Qualifying races for the 2010 Daytona 500

The 2010 Gatorade Duels were two 150 mi qualifying races for the 2010 Daytona 500 held on February 11, 2010 at the 2.5 mi Daytona International Speedway in Daytona Beach, Florida.

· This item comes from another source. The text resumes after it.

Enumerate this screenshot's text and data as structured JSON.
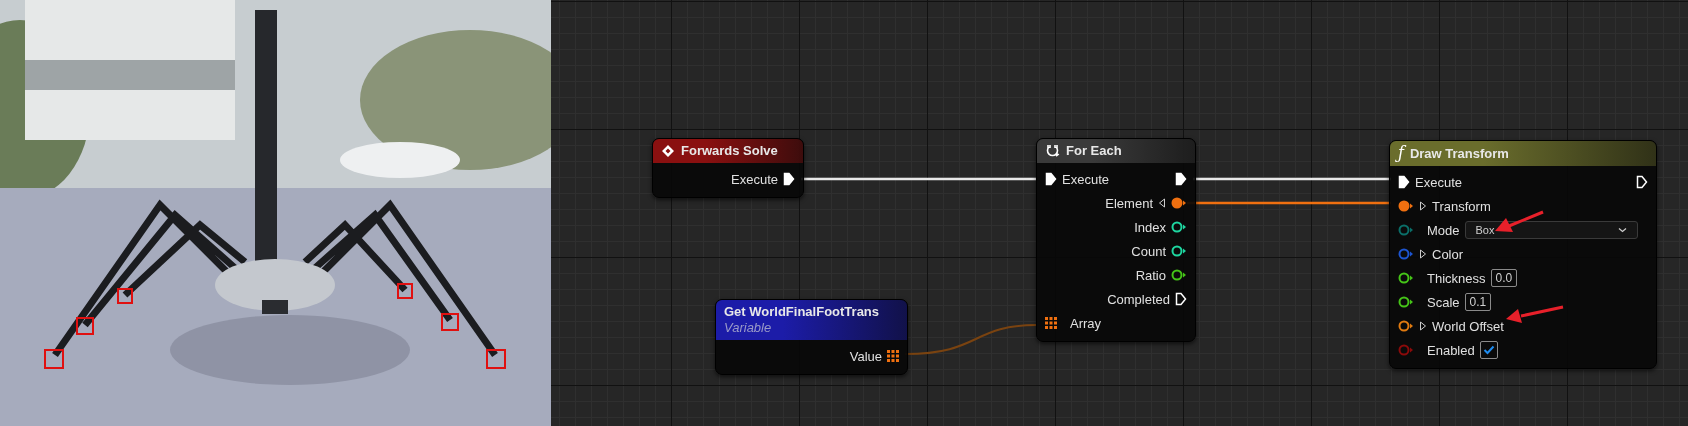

The races determined the field for the race on Sunday, February 14, 2010. Prior to the Duels, only two drivers had their starting positions locked into the 500, they were pole-sitter Mark Martin and Dale Earnhardt Jr., Bill Elliott, Joe Nemechek, Scott Speed, and Bobby Labonte were the four fastest non-top 35 drivers, thus locked in.

==Race 1 and 2 results==

Top Ten Finishers
| Race 1 |  |  | Race 2 |  |  |
| Finish | Car No. | Driver | Finish | Car No. | Driver |
| 1 | 48 | Jimmie Johnson | 1 | 9 | Kasey Kahne |
| 2 | 29 | Kevin Harvick | 2 | 14 | Tony Stewart |
| 3 | 18 | Kyle Busch | 3 | 42 | Juan Pablo Montoya |
| 4 | 33 | Clint Bowyer | 4 | 2 | Kurt Busch |
| 5 | 78 | Regan Smith | 5 | 19 | Elliott Sadler |
| 6 | 1 | Jamie McMurray | 6 | 56 | Martin Truex Jr. |
| 7 | 43 | A. J. Allmendinger | 7 | 20 | Joey Logano |
| 8 | 39 | Ryan Newman | 8 | 47 | Marcos Ambrose |
| 9 | 6 | David Ragan | 9 | 00 | David Reutimann |
| 10 | 24 | Jeff Gordon | 10 | 83 | Brian Vickers |
| 11 | 16 | Greg Biffle | 11 | 17 | Matt Kenseth |

===Made the field===

Top Ten Finishers
| Race 1 | Race 2 |
| 55-Michael McDowell | 36-Mike Bliss |
| 13-Max Papis | 82-Scott Speed |
|  | 51-Michael Waltrip |

==Did not qualify==

Did not qualify
| 97-Jeff Fuller | 32-Reed Sorenson | 46-Terry Cook | 27-Todd Bodine | 66-Dave Blaney | 57-Norm Benning |
| 90-Casey Mears | 75-Derrike Cope | 09-Aric Almirola | 49-David Gilliland | 92-Mike Wallace |  |

==Transfer Spots==
In each duel, the two highest-finishing drivers not in the top 35 of the previous year's owners points earned a place in the Daytona 500. In the second race, Scott Speed earned a place in addition to being one of the four fastest non top 35 drivers. Therefore, an extra place opened for the fifth fastest qualifier and thus Michael Waltrip was awarded a spot in the race.